Inlining comprehensions -- what are the compatibility constraints?


Currently comprehensions are compiled as nested functions and then called. This provides some isolation (comprehension iteration vars are not visible outside the comprehension) but it’s also inefficient: every time a comprehension runs, we have to allocate a brand-new PyFunctionObject just so that we can call it exactly once and then immediately throw it away.

I’m working on addressing this inefficiency in GH-97933, but the approach we take (and how much we can improve perf) depends on how tightly we construe the compatibility constraints. So I’m looking for opinions on what those constraints should be!

These are the (IMO) non-negotiable constraints, which I intend to keep:

  1. The comprehension iteration variable(s) (i.e., local variables in what is now the “comprehension function”) must neither be visible after the comprehension, nor stomp on the value of a local variable of the same name in the function containing the comprehension.
  2. Other bindings within the comprehension (e.g. walrus operator) should behave exactly as they do now.

Here are some behaviors that I would prefer to change in order to get faster comprehensions, and I am wondering if anybody would mind, or considers these compatibility-protected:

  1. Is it important that calling locals() inside a comprehension (does anyone do this?) does not also include local variables from the function containing the comprehension?
  2. Is it important that in a traceback, the comprehension itself should show up as a separate Python stack frame, rather than just a line number in the containing function?
  3. Is it important that a reference to a comprehension’s iteration variable outside the comprehension (assuming no defined local var of the same name) raises NameError rather than UnboundLocalError?

My personal feeling is that most Python developers don’t think of themselves as writing and calling a nested function when they write a comprehension, and so the proposed new behaviors here would be at least as intuitive as the current behavior, arguably better. But it would be a change.

Thoughts or concerns?


I agree with your list of non-negotiable constraints, and have never relied on the things you’d like to change. I can’t think of any code that I’ve seen (e.g. at work) that does. But you know Python, “Just because you can, doesn’t mean you shouldn’t (sic)” :smile:.

You’re probably right about that!


Not much to add here, except that in my experience the extra frame can be annoying when debugging with pdb – you can’t print local variables when you’re in the comprehension’s frame.

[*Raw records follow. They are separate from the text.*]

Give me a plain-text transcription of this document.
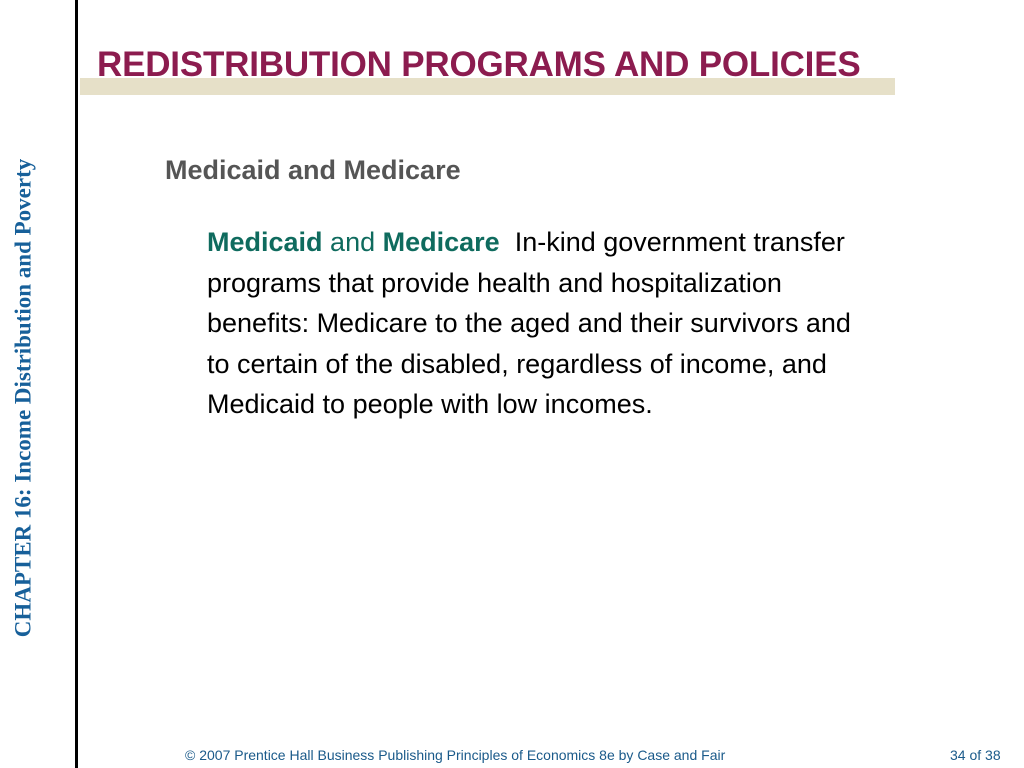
CHAPTER 16: Income Distribution and Poverty
REDISTRIBUTION PROGRAMS AND POLICIES
Medicaid and Medicare

Medicaid and Medicare In-kind government transfer programs that provide health and hospitalization benefits: Medicare to the aged and their survivors and to certain of the disabled, regardless of income, and Medicaid to people with low incomes.

© 2007 Prentice Hall Business Publishing Principles of Economics 8e by Case and Fair	34 of 38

Nevertheless, for best compatibility I’m hesitant to change too much. Could we define a bytecode or internal API that executes a code object directly, so it still creates a frame, but the detour via the function object isn’t necessary? (I wonder how cells for nonlocals would be passed in then.) Frames are supposed to be much cheaper than objects, and you need to do something to handle loop control variables that shadow locals in the surrounding scope.

Have you measured where the cost goes? (I see in Inline dict/list/set comprehensions in the compiler for better performance · Issue #97933 · python/cpython · GitHub you have a bit about this, but it’s a bit hand-wavy when it comes to 3.11+.)


Yep, this is the alternative approach that should be almost entirely invisible. The trick here, as you observed, is closures: I think this approach either requires refusing to optimize comprehensions with a closure, or requires adding a new f_closure pointer to _PyInterpreterFrame (so we no longer rely on the function holding the closure.)

It also may give up some wins in those same closure cases. True inlining allows just sharing locals for those cases and avoids cells and closures entirely, which for a heavily-used closed-over var potentially means a lot of LOAD_FAST/STORE_FAST vs LOAD_DEREF/STORE_DEREF in the outer function. But I haven’t quantified this at all in 3.12, which brings me to your second point:

I haven’t, in 3.12, but I should. I will do some work to get better numbers here.

That’s unfortunate. I searched a tiny code base I am currently working on and found this example:

member = [member for member in family.members if member in self.instrs]

Here self would be a closure. This doesn’t seem a very far-fetched pattern.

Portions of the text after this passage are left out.